EIG + Ecommerce Inc / IX Web Hosting = match made in hell.  I'll eat my popcorn and watch both of these clown shops implode.


----------



## DomainBop (Feb 19, 2016)

drmike said:


> Ecommerce Inc / IX Web Hosting is one of the entirely worst shops out there.  Support seems moderately ESL (English as Second Language).  Stuff goes right over their heads and lousy resolution.



They have an office in Ukraine that handles a lot of the non-telephone support.   



> EIG + Ecommerce Inc / IX Web Hosting = match made in hell.



Match made in hell but EIG did acquire some valuable assets in this deal. Ecommerce Inc has a stockpile of 770,048 IPs (all IX Web Hosting and HostExcellence shared hosting plans include a dedicated IP address).   The ecommerce.com domain name is also worth $1 mill plus.


----------



## drmike (Feb 19, 2016)

@DomainBop were details of the detail made public yet?


----------



## DomainBop (Feb 19, 2016)

drmike said:


> @DomainBop were details of the detail made public yet?



The only info given was the 2 short mentions in their earnings release that I quoted in the first post.  Footnotes in the quarterly releases seem to be their preferred way of disclosing acquisitions recently.


----------



## drmike (Feb 19, 2016)

I noticed @DomainBop the disclosures in the earnings reports....  This will be interesting dollar amount for sure.


Ecommerce claimed to have their own datacenter build out too.  They had some on location staff and office workers, allegedly.  


Bunch of hiring ads here: https://www.linkedin.com/company/ecommerce-llc-


----------



## AuroraZero (Feb 19, 2016)

The fact of the matter is EIG probably bought them for the IPS they alone. They know that eventually if those IPS are dirty now they can clean up because they are new owners of them. I have done this many times even with spamhaus and spamcop. If they keep them clean they know they will be able to turn them around for a profit. In the end that profit will likely negate the price they paid for the entire operation. 


They can bring in their own staff and move everyone to their own networks. No sense in keep the build out if there is one as it is a liability at this point. Consolidate it all under their umbrella and be done with it until it comes time to make your money off of it.
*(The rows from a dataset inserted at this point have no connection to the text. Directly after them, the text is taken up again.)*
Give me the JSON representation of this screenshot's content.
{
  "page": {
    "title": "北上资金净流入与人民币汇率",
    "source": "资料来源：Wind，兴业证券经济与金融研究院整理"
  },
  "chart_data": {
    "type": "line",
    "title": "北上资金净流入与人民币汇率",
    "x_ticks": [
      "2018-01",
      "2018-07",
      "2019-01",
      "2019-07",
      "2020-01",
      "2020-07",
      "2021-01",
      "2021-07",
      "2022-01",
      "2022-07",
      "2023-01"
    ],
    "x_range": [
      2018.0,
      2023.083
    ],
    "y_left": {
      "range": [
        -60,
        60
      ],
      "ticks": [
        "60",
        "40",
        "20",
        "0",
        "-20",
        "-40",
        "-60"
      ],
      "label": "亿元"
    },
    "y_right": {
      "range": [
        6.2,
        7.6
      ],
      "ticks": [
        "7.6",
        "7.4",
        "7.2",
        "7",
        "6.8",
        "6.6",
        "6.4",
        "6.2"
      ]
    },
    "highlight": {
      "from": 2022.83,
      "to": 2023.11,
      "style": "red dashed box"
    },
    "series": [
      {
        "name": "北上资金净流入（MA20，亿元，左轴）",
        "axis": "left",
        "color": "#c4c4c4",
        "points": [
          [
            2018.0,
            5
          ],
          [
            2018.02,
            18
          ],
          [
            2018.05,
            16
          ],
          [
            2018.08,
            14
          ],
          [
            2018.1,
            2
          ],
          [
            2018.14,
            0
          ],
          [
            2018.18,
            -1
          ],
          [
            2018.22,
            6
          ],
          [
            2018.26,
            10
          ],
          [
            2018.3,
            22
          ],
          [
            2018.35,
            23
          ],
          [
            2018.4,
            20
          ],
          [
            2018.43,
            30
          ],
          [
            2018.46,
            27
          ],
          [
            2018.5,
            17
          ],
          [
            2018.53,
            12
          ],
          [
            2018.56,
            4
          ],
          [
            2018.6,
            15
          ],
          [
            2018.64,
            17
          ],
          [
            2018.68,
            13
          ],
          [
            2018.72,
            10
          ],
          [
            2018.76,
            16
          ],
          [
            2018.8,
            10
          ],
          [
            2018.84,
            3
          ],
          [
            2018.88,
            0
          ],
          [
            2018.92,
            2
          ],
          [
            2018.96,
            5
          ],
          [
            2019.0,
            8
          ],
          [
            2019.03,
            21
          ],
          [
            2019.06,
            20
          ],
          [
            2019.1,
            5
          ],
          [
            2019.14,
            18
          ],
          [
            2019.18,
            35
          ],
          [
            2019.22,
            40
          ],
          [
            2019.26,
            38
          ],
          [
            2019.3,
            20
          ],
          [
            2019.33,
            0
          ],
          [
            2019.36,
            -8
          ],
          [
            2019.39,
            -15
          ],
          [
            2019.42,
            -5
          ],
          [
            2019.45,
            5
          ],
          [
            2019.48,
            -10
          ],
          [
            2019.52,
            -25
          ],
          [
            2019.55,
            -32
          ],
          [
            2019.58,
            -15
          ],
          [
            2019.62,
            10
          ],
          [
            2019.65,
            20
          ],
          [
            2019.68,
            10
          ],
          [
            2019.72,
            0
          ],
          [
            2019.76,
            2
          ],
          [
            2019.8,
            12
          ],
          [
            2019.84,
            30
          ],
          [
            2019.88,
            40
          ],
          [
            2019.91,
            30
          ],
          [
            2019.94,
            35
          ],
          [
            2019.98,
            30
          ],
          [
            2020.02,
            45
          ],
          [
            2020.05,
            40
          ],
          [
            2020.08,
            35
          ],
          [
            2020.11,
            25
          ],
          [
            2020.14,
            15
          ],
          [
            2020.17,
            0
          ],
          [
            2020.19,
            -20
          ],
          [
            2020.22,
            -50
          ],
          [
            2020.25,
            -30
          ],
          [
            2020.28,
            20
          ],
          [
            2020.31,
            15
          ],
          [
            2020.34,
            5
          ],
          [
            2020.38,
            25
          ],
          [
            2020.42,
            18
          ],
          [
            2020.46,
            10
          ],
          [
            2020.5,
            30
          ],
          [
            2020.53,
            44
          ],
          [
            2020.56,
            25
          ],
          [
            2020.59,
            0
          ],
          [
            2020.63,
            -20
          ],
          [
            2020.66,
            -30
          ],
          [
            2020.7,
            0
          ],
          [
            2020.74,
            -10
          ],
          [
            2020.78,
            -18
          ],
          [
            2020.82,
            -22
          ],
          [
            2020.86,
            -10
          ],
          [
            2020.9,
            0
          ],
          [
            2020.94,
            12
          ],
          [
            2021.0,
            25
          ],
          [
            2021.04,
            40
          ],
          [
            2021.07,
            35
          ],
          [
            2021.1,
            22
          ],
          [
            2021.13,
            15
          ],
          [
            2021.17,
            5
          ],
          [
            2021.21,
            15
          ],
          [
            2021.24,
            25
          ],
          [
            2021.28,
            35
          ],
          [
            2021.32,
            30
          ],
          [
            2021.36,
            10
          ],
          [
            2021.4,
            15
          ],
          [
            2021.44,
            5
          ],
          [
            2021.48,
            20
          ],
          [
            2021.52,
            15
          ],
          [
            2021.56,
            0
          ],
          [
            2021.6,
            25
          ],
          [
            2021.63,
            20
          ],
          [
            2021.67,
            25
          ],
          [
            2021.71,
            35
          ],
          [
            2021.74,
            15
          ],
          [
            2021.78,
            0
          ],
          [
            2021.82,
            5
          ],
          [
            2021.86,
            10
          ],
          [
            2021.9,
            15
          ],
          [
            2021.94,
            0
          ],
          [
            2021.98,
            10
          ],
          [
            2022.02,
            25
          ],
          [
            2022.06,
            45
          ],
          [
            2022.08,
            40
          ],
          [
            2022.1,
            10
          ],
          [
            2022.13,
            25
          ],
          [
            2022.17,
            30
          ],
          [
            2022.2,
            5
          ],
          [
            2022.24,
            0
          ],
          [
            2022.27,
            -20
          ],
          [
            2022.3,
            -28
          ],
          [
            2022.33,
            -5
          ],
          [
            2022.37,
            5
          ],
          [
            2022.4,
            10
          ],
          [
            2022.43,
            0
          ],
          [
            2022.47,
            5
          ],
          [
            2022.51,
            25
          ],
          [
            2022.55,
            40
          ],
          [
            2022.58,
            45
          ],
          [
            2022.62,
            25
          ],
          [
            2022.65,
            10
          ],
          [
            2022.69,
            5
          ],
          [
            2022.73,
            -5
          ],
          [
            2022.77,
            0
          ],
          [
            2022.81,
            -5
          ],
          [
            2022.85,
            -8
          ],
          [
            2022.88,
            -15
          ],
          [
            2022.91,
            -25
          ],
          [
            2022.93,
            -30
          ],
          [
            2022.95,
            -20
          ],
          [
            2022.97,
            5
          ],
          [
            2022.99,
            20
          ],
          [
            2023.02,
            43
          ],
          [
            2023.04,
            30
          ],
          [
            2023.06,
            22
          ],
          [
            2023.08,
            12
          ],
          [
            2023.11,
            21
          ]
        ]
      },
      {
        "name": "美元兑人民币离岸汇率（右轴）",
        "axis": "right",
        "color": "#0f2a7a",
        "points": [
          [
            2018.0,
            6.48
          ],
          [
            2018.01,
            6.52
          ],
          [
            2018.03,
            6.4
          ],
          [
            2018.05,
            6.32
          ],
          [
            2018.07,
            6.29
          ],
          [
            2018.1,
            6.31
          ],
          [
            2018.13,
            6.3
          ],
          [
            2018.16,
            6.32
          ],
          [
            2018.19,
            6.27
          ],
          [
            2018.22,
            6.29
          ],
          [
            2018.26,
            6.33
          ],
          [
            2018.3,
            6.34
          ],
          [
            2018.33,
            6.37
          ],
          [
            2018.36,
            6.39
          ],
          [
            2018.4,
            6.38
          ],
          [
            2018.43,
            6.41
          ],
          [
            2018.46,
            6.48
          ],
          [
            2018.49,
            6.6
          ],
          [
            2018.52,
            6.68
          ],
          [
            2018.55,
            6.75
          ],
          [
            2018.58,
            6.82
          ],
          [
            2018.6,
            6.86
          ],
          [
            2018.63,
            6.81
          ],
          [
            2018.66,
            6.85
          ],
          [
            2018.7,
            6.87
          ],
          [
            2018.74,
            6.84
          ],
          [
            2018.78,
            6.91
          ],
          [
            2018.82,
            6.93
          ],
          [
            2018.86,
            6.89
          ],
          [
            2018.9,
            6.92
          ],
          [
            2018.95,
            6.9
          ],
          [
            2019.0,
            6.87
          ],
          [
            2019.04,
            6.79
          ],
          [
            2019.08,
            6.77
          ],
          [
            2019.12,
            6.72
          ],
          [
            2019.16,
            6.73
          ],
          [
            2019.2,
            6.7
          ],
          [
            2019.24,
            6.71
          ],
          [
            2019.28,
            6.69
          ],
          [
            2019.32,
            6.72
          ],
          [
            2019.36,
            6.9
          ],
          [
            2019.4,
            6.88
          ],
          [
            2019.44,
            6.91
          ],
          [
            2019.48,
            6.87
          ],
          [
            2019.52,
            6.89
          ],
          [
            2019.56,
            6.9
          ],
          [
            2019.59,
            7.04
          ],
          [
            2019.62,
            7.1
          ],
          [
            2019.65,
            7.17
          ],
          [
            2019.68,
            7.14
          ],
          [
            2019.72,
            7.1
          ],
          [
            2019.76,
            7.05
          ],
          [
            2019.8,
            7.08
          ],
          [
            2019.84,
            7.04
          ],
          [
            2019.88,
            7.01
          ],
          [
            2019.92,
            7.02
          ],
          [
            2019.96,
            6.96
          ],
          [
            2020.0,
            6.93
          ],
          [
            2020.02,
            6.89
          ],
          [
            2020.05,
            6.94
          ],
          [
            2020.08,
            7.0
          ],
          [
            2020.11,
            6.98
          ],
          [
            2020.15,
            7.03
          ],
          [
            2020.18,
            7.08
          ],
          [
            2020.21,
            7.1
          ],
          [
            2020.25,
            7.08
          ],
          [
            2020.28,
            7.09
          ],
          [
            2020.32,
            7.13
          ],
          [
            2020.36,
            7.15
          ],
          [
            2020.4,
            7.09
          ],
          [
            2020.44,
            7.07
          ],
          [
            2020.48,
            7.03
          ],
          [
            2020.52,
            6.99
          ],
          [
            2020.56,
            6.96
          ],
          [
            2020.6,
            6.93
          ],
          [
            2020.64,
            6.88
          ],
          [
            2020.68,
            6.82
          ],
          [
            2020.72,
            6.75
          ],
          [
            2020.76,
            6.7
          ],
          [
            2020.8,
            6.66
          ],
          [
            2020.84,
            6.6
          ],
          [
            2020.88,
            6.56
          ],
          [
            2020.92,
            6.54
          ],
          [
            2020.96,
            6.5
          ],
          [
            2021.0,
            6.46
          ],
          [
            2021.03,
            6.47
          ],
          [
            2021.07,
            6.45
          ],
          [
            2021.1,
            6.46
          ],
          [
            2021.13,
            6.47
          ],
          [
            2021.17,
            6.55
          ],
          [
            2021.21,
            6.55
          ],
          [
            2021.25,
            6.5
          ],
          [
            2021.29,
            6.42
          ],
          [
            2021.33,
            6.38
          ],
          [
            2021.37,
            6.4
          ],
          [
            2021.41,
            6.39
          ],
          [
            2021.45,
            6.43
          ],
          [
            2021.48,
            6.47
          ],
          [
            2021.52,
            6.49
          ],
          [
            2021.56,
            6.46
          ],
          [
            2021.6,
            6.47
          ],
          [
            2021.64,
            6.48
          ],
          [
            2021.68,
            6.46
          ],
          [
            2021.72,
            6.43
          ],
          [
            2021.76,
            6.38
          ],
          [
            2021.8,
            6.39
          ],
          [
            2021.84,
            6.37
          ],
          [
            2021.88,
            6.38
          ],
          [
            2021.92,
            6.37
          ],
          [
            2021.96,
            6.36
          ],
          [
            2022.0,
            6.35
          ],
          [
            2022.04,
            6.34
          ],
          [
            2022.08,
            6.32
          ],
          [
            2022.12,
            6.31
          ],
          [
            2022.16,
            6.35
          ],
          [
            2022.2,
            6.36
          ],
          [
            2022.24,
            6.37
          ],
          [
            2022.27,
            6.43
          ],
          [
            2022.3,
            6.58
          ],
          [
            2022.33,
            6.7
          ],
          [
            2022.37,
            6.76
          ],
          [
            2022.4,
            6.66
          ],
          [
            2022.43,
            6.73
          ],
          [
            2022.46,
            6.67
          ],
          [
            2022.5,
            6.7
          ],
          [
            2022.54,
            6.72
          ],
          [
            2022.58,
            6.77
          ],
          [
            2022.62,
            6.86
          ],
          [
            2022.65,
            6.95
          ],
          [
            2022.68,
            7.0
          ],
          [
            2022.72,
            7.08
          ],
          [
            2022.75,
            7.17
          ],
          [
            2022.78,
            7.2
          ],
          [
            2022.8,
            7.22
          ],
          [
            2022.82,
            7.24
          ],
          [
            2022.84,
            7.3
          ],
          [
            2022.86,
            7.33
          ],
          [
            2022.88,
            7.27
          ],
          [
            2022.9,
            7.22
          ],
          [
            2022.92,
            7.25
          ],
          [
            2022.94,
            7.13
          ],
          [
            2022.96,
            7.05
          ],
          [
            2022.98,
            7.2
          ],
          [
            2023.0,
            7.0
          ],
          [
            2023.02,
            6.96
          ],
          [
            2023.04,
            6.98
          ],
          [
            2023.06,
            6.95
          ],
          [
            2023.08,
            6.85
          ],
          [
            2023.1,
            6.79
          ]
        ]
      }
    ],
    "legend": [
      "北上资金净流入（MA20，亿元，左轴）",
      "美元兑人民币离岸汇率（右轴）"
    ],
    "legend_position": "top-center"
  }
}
This is how I would do it, but what do I know I am just some guy on some forum some place.


----------



## DomainBop (Feb 20, 2016)

drmike said:


> Ecommerce claimed to have their own datacenter build out too.



11,000 square feet in Columbus









Their Yelp ratings have been amazingly consistent over the past 5 years: 23 ratings, all of them 1 star http://www.yelp.com/biz/ix-web-hosting-columbus


----------



## drmike (Feb 23, 2016)

Ecommerce / IX Web Hosting currently are at the top of Spamhaus SBL list:


https://www.spamhaus.org/sbl/listings/ecommerce.com


Found 62 SBL listings for IPs under the responsibility of ecommerce.com


----------